Secondo la rivista Nature, per la seconda volta da quando è scoppiata l’epidemia legata all’Hiv, il virus che causa l’Aids, un paziente sembrerebbe essere stato curato dall’infezione.
Il New York Times riporta che la ricerca sarà pubblicata oggi sulla rivista Nature e verrà presentata nel corso di una conferenza stampa a Seattle. Il nome del paziente resterà anonimo, viene indicato solo come “il paziente di Londra”.
E’ il secondo caso al mondo di guarigione dal virus dell’Hiv, anche se alcuni scienziati preferiscono parlare di “remissione” di lungo periodo. La ricerca potrebbe rappresentare una svolta nella cura dell’Aids.
Il primo paziente al mondo guarito era stato segnalato 12 anni fa: entrambi sono stati curati con trapianti di midollo utilizzati per la cura del cancro.
Finora, ricordano i ricercatori su ‘Nature’, c’è stato solo un caso documentato di un paziente curato dall’Hiv dopo aver ricevuto un trapianto di cellule staminali ematopoietiche da un donatore con due copie della mutazione ?32 di CCR5. In effetti CCR5 è un co-recettore per l’infezione da Hiv-1 e i portatori omozigoti di questa mutazione sono resistenti alle infezioni da virus Hiv-1 con questo co-recettore.

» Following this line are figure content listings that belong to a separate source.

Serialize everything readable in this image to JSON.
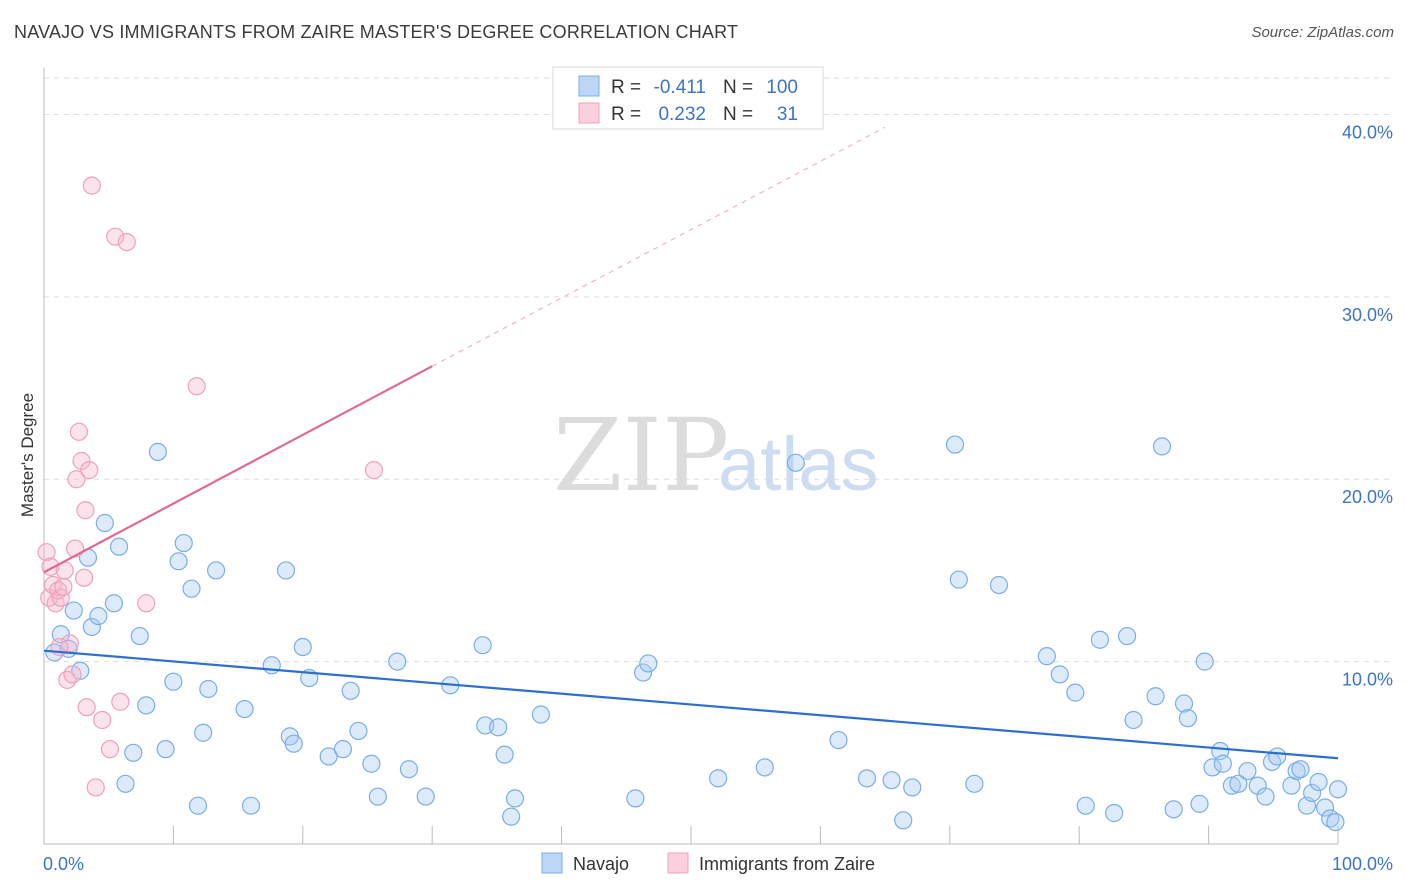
{
  "title": "NAVAJO VS IMMIGRANTS FROM ZAIRE MASTER'S DEGREE CORRELATION CHART",
  "source": "Source: ZipAtlas.com",
  "watermark": {
    "zip": "ZIP",
    "atlas": "atlas"
  },
  "colors": {
    "navajo": "#7aaee8",
    "navajo_line": "#2c6fd1",
    "zaire": "#f0a0bc",
    "zaire_line": "#e06a93",
    "tick": "#3d74c6"
  },
  "legend": {
    "rows": [
      {
        "r_label": "R =",
        "r_value": "-0.411",
        "n_label": "N =",
        "n_value": "100"
      },
      {
        "r_label": "R =",
        "r_value": "0.232",
        "n_label": "N =",
        "n_value": "31"
      }
    ]
  },
  "chart_data": {
    "type": "scatter",
    "title": "NAVAJO VS IMMIGRANTS FROM ZAIRE MASTER'S DEGREE CORRELATION CHART",
    "xlabel": "",
    "ylabel": "Master's Degree",
    "xlim": [
      0,
      100
    ],
    "ylim": [
      0,
      42
    ],
    "y_ticks": [
      10,
      20,
      30,
      40
    ],
    "y_tick_labels": [
      "10.0%",
      "20.0%",
      "30.0%",
      "40.0%"
    ],
    "x_tick_labels": [
      "0.0%",
      "100.0%"
    ],
    "grid": true,
    "legend_position": "top-center",
    "series": [
      {
        "name": "Navajo",
        "trend": {
          "x0": 0,
          "y0": 10.6,
          "x1": 100,
          "y1": 4.7
        },
        "points": [
          [
            0.8,
            10.5
          ],
          [
            1.3,
            11.5
          ],
          [
            1.9,
            10.7
          ],
          [
            2.3,
            12.8
          ],
          [
            2.8,
            9.5
          ],
          [
            3.4,
            15.7
          ],
          [
            3.7,
            11.9
          ],
          [
            4.2,
            12.5
          ],
          [
            4.7,
            17.6
          ],
          [
            5.4,
            13.2
          ],
          [
            5.8,
            16.3
          ],
          [
            6.3,
            3.3
          ],
          [
            6.9,
            5.0
          ],
          [
            7.4,
            11.4
          ],
          [
            7.9,
            7.6
          ],
          [
            8.8,
            21.5
          ],
          [
            9.4,
            5.2
          ],
          [
            10.0,
            8.9
          ],
          [
            10.4,
            15.5
          ],
          [
            10.8,
            16.5
          ],
          [
            11.4,
            14.0
          ],
          [
            11.9,
            2.1
          ],
          [
            12.3,
            6.1
          ],
          [
            12.7,
            8.5
          ],
          [
            13.3,
            15.0
          ],
          [
            15.5,
            7.4
          ],
          [
            16.0,
            2.1
          ],
          [
            17.6,
            9.8
          ],
          [
            18.7,
            15.0
          ],
          [
            19.0,
            5.9
          ],
          [
            19.3,
            5.5
          ],
          [
            20.0,
            10.8
          ],
          [
            20.5,
            9.1
          ],
          [
            22.0,
            4.8
          ],
          [
            23.1,
            5.2
          ],
          [
            23.7,
            8.4
          ],
          [
            24.3,
            6.2
          ],
          [
            25.3,
            4.4
          ],
          [
            25.8,
            2.6
          ],
          [
            27.3,
            10.0
          ],
          [
            28.2,
            4.1
          ],
          [
            29.5,
            2.6
          ],
          [
            31.4,
            8.7
          ],
          [
            33.9,
            10.9
          ],
          [
            34.1,
            6.5
          ],
          [
            35.1,
            6.4
          ],
          [
            35.6,
            4.9
          ],
          [
            36.1,
            1.5
          ],
          [
            36.4,
            2.5
          ],
          [
            38.4,
            7.1
          ],
          [
            45.7,
            2.5
          ],
          [
            46.3,
            9.4
          ],
          [
            46.7,
            9.9
          ],
          [
            52.1,
            3.6
          ],
          [
            55.7,
            4.2
          ],
          [
            58.1,
            20.9
          ],
          [
            61.4,
            5.7
          ],
          [
            63.6,
            3.6
          ],
          [
            65.5,
            3.5
          ],
          [
            66.4,
            1.3
          ],
          [
            67.1,
            3.1
          ],
          [
            70.4,
            21.9
          ],
          [
            70.7,
            14.5
          ],
          [
            71.9,
            3.3
          ],
          [
            73.8,
            14.2
          ],
          [
            77.5,
            10.3
          ],
          [
            78.5,
            9.3
          ],
          [
            79.7,
            8.3
          ],
          [
            80.5,
            2.1
          ],
          [
            81.6,
            11.2
          ],
          [
            82.7,
            1.7
          ],
          [
            83.7,
            11.4
          ],
          [
            84.2,
            6.8
          ],
          [
            85.9,
            8.1
          ],
          [
            86.4,
            21.8
          ],
          [
            87.3,
            1.9
          ],
          [
            88.1,
            7.7
          ],
          [
            88.4,
            6.9
          ],
          [
            89.3,
            2.2
          ],
          [
            89.7,
            10.0
          ],
          [
            90.3,
            4.2
          ],
          [
            90.9,
            5.1
          ],
          [
            91.1,
            4.4
          ],
          [
            91.8,
            3.2
          ],
          [
            92.3,
            3.3
          ],
          [
            93.0,
            4.0
          ],
          [
            93.8,
            3.2
          ],
          [
            94.4,
            2.6
          ],
          [
            94.9,
            4.5
          ],
          [
            95.3,
            4.8
          ],
          [
            96.4,
            3.2
          ],
          [
            96.8,
            4.0
          ],
          [
            97.1,
            4.1
          ],
          [
            97.6,
            2.1
          ],
          [
            98.0,
            2.8
          ],
          [
            98.5,
            3.4
          ],
          [
            99.0,
            2.0
          ],
          [
            99.4,
            1.4
          ],
          [
            99.8,
            1.2
          ],
          [
            100.0,
            3.0
          ]
        ]
      },
      {
        "name": "Immigrants from Zaire",
        "trend": {
          "x0": 0,
          "y0": 14.9,
          "x1": 30,
          "y1": 26.2,
          "dash_to_x": 65,
          "dash_to_y": 39.3
        },
        "points": [
          [
            0.2,
            16.0
          ],
          [
            0.4,
            13.5
          ],
          [
            0.5,
            15.2
          ],
          [
            0.7,
            14.2
          ],
          [
            0.9,
            13.2
          ],
          [
            1.1,
            13.9
          ],
          [
            1.3,
            13.5
          ],
          [
            1.5,
            14.1
          ],
          [
            1.6,
            15.0
          ],
          [
            1.8,
            9.0
          ],
          [
            2.0,
            11.0
          ],
          [
            2.2,
            9.3
          ],
          [
            2.4,
            16.2
          ],
          [
            2.5,
            20.0
          ],
          [
            2.7,
            22.6
          ],
          [
            2.9,
            21.0
          ],
          [
            3.1,
            14.6
          ],
          [
            3.3,
            7.5
          ],
          [
            3.5,
            20.5
          ],
          [
            3.7,
            36.1
          ],
          [
            4.0,
            3.1
          ],
          [
            4.5,
            6.8
          ],
          [
            5.1,
            5.2
          ],
          [
            5.5,
            33.3
          ],
          [
            5.9,
            7.8
          ],
          [
            6.4,
            33.0
          ],
          [
            7.9,
            13.2
          ],
          [
            11.8,
            25.1
          ],
          [
            25.5,
            20.5
          ],
          [
            3.2,
            18.3
          ],
          [
            1.2,
            10.8
          ]
        ]
      }
    ]
  },
  "bottom_legend": [
    {
      "label": "Navajo"
    },
    {
      "label": "Immigrants from Zaire"
    }
  ]
}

Il celebre precedente, noto in tutto il mondo come “il paziente di Berlino“, si è verificato oltre 10 anni fa, ma il trattamento per arrivare a questo risultato era stato molto aggressivo e l’approccio non era stato ripetuto con successo. Fino ad ora.

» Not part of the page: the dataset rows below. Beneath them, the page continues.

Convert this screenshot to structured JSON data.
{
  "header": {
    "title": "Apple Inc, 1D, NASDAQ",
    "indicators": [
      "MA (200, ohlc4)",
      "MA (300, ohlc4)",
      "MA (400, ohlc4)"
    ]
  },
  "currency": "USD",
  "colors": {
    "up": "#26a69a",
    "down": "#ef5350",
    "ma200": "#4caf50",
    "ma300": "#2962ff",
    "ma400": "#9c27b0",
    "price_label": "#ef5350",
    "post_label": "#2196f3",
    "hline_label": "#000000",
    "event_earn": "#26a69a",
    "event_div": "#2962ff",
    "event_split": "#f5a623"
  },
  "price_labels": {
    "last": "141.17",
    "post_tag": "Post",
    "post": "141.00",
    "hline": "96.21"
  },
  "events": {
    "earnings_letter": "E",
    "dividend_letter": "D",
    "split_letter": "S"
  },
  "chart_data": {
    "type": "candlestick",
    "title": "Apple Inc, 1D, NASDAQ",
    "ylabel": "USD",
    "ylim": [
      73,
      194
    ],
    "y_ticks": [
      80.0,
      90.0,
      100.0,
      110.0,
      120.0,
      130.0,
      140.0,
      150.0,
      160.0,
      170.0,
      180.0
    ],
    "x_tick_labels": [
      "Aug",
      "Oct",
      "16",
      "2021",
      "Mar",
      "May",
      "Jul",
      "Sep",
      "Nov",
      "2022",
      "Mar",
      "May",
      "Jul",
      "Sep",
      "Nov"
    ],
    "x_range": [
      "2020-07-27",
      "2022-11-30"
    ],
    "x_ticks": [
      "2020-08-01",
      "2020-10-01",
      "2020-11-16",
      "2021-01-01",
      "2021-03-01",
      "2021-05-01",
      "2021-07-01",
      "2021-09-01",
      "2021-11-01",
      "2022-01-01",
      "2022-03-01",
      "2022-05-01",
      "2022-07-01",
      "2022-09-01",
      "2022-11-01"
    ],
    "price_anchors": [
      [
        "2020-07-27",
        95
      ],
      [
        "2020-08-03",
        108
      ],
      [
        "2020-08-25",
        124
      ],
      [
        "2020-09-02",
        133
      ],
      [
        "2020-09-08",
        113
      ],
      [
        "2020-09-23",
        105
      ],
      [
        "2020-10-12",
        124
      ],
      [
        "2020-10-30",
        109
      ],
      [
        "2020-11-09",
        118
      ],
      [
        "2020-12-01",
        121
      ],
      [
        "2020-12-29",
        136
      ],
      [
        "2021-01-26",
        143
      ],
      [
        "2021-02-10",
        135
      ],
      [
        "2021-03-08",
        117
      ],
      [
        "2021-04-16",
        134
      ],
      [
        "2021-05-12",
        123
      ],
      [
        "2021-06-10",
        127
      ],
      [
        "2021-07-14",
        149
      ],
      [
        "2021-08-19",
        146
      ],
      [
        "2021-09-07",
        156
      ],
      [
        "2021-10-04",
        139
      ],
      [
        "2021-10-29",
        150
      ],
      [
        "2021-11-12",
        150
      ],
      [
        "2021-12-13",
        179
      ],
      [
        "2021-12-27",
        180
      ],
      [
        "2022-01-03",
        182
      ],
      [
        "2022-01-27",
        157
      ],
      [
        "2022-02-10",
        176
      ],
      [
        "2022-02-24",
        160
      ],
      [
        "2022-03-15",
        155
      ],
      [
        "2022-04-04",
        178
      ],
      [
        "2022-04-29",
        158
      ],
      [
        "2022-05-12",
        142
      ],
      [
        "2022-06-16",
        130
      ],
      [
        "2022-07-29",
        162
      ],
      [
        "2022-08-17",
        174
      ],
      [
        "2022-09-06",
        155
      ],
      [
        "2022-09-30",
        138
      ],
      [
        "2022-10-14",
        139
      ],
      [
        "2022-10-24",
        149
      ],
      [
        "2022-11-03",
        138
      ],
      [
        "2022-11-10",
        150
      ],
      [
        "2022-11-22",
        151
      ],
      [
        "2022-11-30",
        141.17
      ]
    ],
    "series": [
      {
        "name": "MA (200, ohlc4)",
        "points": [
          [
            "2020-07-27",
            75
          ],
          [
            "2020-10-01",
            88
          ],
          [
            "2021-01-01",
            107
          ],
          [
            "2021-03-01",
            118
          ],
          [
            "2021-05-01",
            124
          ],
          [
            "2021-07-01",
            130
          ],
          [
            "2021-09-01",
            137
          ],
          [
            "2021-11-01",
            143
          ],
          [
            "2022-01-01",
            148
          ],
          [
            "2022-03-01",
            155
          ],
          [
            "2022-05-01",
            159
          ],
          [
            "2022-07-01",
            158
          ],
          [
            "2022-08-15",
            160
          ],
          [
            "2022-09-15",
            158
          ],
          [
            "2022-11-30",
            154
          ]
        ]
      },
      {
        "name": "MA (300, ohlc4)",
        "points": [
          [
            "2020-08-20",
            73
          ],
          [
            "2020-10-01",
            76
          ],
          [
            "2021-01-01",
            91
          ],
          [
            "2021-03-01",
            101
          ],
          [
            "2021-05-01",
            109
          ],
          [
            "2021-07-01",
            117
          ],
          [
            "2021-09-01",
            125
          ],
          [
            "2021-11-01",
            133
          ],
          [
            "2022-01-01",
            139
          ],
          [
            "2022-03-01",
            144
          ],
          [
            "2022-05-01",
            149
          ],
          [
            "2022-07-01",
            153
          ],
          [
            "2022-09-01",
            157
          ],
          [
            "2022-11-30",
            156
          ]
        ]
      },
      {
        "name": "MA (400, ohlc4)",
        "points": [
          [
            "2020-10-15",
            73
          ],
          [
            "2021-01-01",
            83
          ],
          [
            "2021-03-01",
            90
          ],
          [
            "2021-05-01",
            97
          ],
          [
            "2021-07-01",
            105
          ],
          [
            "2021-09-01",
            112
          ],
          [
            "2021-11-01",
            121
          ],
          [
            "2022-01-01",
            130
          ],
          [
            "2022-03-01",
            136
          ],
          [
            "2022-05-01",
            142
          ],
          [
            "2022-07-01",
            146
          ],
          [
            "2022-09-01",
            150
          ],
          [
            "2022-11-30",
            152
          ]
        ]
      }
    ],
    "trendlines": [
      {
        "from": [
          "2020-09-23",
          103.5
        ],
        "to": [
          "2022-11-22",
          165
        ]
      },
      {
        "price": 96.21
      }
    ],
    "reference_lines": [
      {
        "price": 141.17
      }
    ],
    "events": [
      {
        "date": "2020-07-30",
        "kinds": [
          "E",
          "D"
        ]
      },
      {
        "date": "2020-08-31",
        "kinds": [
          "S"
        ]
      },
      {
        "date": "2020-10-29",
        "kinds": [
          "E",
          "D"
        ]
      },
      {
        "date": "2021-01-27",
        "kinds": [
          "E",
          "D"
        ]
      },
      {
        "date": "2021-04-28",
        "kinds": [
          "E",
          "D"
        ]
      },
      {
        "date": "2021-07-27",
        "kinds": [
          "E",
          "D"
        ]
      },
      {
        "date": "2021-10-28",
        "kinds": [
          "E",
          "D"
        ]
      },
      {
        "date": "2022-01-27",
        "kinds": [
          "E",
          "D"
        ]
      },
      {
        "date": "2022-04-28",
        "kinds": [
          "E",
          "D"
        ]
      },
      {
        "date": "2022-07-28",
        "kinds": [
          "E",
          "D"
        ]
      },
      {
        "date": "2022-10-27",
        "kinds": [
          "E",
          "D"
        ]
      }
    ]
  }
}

Ravindra Gupta e i suoi colleghi hanno dimostrato l’efficacia di una forma meno aggressiva di trattamento in un uomo con Hiv-1 a cui era stato diagnosticato un linfoma di Hodgkin avanzato nel 2012. Per trattare il tumore, il paziente ha ricevuto un trapianto di cellule staminali ematopoietiche da un donatore con due copie dell’allele CCR5 ?32. L’uomo ha avuto solo una lieve reazione al trapianto di cellule staminali. I ricercatori spiegano che, in seguito a questo trattamento, il paziente è diventato omozigote per CCR5 ?32, e la terapia antiretrovirale è stata interrotta dopo 16 mesi. Dopo aver effettuato una serie di analisi, gli autori hanno potuto confermare che l’Rna dell’Hiv-1 non era rilevabile. Il paziente è rimasto in remissione per altri 18 mesi.

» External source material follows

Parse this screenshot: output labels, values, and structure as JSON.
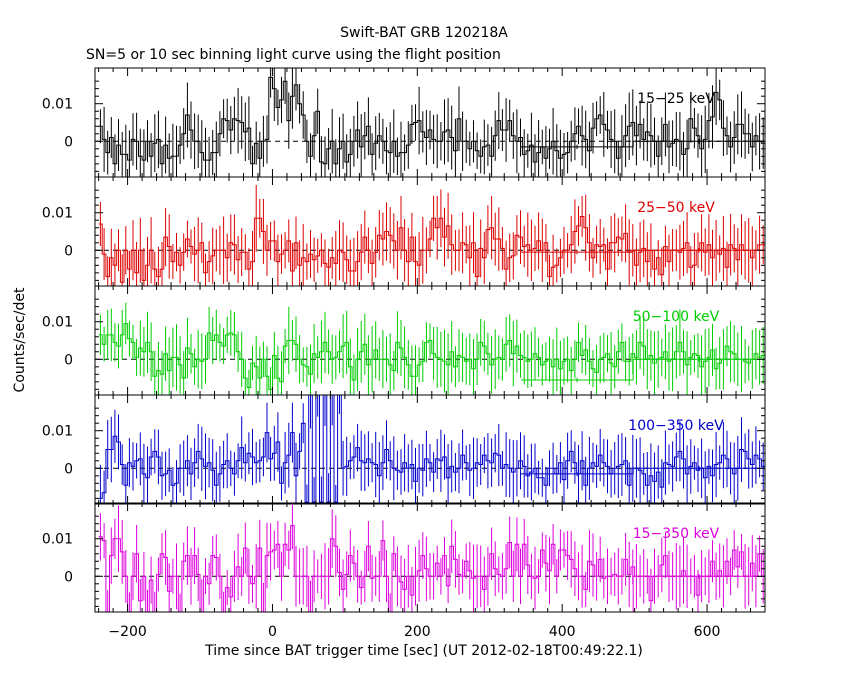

I risultati dimostrano che il “paziente di Berlino” non era un’anomalia, e forniscono ulteriore supporto allo sviluppo di approcci mirati al co-recettore CCR5 come strategia per raggiungere la remissione dell’Hiv.
“Penso che questo cambi un po’ le cose“, ha spiegato Gupta. “Tutti credevano, dopo il paziente di Berlino (il primo a ottenere questo risultato, ndr), che fosse quasi necessario morire per curare l’Hiv, ma ora forse non occorre“. “Sento un senso di responsabilità per aiutare i medici a capire come tutto questo sia accaduto, per poter far progredire la scienza“, ha scritto l’uomo in una email al ‘New York Times’. Capire di aver sconfitto il tumore e l’infezione da Hiv in un colpo è stato “surreale“. “Non avrei mai pensato che poteva esserci una cura durante la mia vita“, ha concluso. Avendo ottenuto “la remissione in un secondo paziente utilizzando un approccio simile, abbiamo dimostrato che il paziente di Berlino non era un’anomalia e che sono stati proprio i trattamenti ad aver eliminato l’Hiv in queste due persone“, ha affermato Gupta. “Continuando la nostra ricerca, dobbiamo capire se possiamo mettere fuori uso questo recettore nelle persone con Hiv, il che potrebbe essere possibile con la terapia genica“.
Il trattamento impiegato per il paziente di Londra “è diverso da quello usato per il paziente di Berlino, perché non prevedeva la radioterapia: la sua efficacia sottolinea l’importanza di sviluppare nuove strategie basate sulla prevenzione dell’espressione di CCR5“, ha precisato il co-autore Ian Gabriel dell’Imperial College Healthcare Nhs Trust.
“Se è troppo presto per dire con certezza che il nostro paziente è ora guarito dall’Hiv, e i medici continueranno a monitorare le sue condizioni, l’apparente successo del trapianto di cellule staminali ematopoietiche offre una speranza nella ricerca di una cura tanto attesa per l’Hiv/Aids“, ha concluso Eduardo Olavarria dell’Imperial College Healthcare Nhs Trust.